Leveraging Network Methods for Hub-like Microservice Detection
Journal:
arXiv
Published Date:
Jun 9, 2025
Abstract
Context: Microservice Architecture is a popular architectural paradigm that
facilitates flexibility by decomposing applications into small, independently
deployable services. Catalogs of architectural anti-patterns have been proposed
to highlight the negative aspects of flawed microservice design. In particular,
the Hub-like anti-pattern lacks an unambiguous definition and detection method.

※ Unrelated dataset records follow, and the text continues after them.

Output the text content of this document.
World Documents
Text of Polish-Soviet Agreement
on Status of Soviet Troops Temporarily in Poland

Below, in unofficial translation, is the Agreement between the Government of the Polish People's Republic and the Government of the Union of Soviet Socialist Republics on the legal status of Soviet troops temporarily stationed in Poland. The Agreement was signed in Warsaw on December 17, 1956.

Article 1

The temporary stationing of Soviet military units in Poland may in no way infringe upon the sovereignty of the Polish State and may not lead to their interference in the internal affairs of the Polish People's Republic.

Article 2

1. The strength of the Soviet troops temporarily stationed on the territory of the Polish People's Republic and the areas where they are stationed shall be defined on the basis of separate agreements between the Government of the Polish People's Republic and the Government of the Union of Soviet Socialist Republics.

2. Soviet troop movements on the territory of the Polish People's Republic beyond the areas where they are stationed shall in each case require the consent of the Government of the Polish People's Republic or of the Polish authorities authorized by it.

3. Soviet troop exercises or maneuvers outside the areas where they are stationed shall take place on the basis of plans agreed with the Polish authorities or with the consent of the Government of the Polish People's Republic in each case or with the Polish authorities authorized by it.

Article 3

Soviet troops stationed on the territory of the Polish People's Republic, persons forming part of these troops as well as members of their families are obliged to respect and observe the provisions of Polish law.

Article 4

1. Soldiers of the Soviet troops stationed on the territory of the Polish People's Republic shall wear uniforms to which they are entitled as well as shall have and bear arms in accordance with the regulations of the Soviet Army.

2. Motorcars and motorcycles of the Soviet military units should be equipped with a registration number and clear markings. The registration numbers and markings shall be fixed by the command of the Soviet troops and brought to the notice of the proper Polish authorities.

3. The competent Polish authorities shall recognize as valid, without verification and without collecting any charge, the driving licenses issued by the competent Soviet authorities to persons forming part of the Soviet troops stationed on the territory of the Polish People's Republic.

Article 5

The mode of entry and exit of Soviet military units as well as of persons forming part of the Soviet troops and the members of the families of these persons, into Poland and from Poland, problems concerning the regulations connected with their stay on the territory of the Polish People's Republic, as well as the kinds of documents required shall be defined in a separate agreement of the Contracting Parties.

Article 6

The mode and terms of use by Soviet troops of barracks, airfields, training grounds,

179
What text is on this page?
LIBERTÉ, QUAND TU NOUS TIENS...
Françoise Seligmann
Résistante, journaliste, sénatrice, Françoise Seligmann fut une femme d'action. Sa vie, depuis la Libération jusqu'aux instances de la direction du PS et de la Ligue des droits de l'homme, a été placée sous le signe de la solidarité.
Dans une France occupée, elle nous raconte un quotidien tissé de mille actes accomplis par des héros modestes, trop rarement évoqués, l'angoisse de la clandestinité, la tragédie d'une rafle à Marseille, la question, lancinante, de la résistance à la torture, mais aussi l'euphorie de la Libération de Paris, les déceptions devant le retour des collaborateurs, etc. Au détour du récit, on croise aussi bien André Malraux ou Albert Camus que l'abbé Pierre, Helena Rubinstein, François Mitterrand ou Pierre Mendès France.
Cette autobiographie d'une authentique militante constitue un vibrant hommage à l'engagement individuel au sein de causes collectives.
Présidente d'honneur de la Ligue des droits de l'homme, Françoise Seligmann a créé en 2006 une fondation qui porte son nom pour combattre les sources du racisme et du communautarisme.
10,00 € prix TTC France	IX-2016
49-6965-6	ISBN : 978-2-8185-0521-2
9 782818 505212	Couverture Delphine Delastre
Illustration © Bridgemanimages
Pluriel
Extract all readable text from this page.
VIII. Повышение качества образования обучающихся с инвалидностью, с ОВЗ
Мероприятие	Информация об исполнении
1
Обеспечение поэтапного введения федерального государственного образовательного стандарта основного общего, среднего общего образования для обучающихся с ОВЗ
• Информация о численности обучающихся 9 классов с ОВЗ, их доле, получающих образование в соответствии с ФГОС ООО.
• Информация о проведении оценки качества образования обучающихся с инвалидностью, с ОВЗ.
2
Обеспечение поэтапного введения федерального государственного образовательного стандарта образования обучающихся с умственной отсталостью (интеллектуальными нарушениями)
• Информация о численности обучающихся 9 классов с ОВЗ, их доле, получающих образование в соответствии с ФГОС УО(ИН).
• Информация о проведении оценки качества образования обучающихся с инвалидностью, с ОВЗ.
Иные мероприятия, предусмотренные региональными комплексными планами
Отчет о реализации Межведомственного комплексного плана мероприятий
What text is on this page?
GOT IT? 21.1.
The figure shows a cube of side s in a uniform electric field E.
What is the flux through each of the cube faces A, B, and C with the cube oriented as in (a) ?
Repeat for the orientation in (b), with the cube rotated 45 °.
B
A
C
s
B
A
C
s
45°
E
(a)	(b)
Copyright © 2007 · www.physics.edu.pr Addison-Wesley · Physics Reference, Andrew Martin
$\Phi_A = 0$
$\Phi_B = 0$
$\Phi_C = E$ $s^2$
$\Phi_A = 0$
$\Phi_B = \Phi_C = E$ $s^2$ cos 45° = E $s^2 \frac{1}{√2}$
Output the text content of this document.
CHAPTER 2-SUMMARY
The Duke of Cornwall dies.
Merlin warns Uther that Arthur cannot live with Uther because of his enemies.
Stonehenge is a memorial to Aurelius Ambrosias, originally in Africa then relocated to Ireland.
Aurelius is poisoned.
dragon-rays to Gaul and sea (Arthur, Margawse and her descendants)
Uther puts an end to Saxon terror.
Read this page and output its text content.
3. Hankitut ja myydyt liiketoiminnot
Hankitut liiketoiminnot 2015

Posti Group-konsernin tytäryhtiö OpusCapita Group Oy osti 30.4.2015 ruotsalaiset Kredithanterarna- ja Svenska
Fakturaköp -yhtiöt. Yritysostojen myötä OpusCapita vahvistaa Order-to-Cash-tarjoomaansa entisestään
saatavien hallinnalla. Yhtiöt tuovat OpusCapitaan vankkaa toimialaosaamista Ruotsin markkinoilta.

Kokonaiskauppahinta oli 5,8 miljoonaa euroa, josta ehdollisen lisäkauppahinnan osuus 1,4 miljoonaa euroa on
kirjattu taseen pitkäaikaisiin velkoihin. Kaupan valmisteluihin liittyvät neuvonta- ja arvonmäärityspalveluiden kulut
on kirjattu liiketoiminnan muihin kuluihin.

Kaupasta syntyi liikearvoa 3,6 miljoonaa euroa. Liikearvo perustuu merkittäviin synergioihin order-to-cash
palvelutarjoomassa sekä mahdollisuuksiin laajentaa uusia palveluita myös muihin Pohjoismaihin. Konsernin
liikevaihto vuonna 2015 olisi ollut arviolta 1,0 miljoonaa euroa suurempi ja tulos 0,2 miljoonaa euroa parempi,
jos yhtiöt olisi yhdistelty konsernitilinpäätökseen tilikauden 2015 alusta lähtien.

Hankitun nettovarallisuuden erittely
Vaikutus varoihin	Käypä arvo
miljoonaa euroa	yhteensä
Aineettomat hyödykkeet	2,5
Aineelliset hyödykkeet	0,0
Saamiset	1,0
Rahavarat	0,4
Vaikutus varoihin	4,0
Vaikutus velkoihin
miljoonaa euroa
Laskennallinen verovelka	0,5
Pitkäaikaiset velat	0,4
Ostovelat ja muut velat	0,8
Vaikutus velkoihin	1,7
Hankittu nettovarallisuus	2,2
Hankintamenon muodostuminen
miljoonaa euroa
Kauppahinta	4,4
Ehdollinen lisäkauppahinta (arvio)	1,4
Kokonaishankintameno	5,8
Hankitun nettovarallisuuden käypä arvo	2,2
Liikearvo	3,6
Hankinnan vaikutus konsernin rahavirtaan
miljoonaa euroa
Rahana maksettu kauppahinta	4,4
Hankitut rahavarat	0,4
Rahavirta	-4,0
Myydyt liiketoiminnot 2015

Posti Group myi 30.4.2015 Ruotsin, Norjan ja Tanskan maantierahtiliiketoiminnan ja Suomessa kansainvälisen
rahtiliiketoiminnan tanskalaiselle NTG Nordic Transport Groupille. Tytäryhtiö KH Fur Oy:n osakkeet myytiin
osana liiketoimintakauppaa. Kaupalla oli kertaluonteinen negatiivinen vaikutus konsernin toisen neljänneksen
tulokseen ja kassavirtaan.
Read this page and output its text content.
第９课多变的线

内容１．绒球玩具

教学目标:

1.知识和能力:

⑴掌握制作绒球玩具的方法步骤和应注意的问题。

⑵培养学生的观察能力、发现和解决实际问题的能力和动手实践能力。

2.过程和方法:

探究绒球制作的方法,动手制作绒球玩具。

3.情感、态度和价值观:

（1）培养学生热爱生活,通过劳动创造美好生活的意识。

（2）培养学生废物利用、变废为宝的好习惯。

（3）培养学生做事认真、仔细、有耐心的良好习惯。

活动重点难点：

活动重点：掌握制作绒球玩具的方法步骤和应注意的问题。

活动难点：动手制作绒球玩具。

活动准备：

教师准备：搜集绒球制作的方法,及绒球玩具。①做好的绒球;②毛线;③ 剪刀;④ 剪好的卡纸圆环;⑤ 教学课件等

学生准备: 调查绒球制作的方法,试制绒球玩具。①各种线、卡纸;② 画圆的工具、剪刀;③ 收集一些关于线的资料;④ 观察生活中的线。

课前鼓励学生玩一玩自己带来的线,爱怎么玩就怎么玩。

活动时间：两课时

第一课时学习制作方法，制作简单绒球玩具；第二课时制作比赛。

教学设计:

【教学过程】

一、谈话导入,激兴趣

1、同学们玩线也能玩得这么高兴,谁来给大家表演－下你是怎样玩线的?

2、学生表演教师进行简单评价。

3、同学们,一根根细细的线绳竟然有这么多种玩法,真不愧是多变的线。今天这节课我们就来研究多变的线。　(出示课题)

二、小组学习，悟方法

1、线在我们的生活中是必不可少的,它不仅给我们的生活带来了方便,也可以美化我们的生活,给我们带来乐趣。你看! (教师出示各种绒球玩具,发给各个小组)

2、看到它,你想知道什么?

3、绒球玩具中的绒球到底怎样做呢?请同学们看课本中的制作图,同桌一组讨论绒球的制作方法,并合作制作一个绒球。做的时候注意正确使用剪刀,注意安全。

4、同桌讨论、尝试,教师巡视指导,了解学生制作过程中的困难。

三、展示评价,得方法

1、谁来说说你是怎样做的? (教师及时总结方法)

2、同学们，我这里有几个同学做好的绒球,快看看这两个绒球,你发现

Aim: In this work, we aim to find a robust detection approach for the Hub-like
microservice anti-pattern that outputs a reasonable number of Hub-like
candidates with high precision. Method: We leveraged a dataset of 25
microservice networks and several network hub detection techniques to identify
the Hub-like anti-pattern, namely scale-free property, centrality metrics and
clustering coefficient, minimum description length principle, and the approach
behind the Arcan tool. Results and Conclusion: Our findings revealed that the
studied architectural networks are not scale-free, that most considered hub
detection approaches do not agree on the detected hubs, and that the method by
Kirkley leveraging the Erdos-Renyi encoding is the most accurate one in terms
of the number of detected hubs and the detection precision. Investigating
further the applicability of these methods to detecting Hub-like components in
microservice-based and other systems opens up new research directions.
Moreover, our results provide an evaluation of the approach utilized by the
widely used Arcan tool and highlight the potential to update the tool to use
the normalized degree centrality of a component in the network, or for the
approach based on ER encoding to be adopted instead.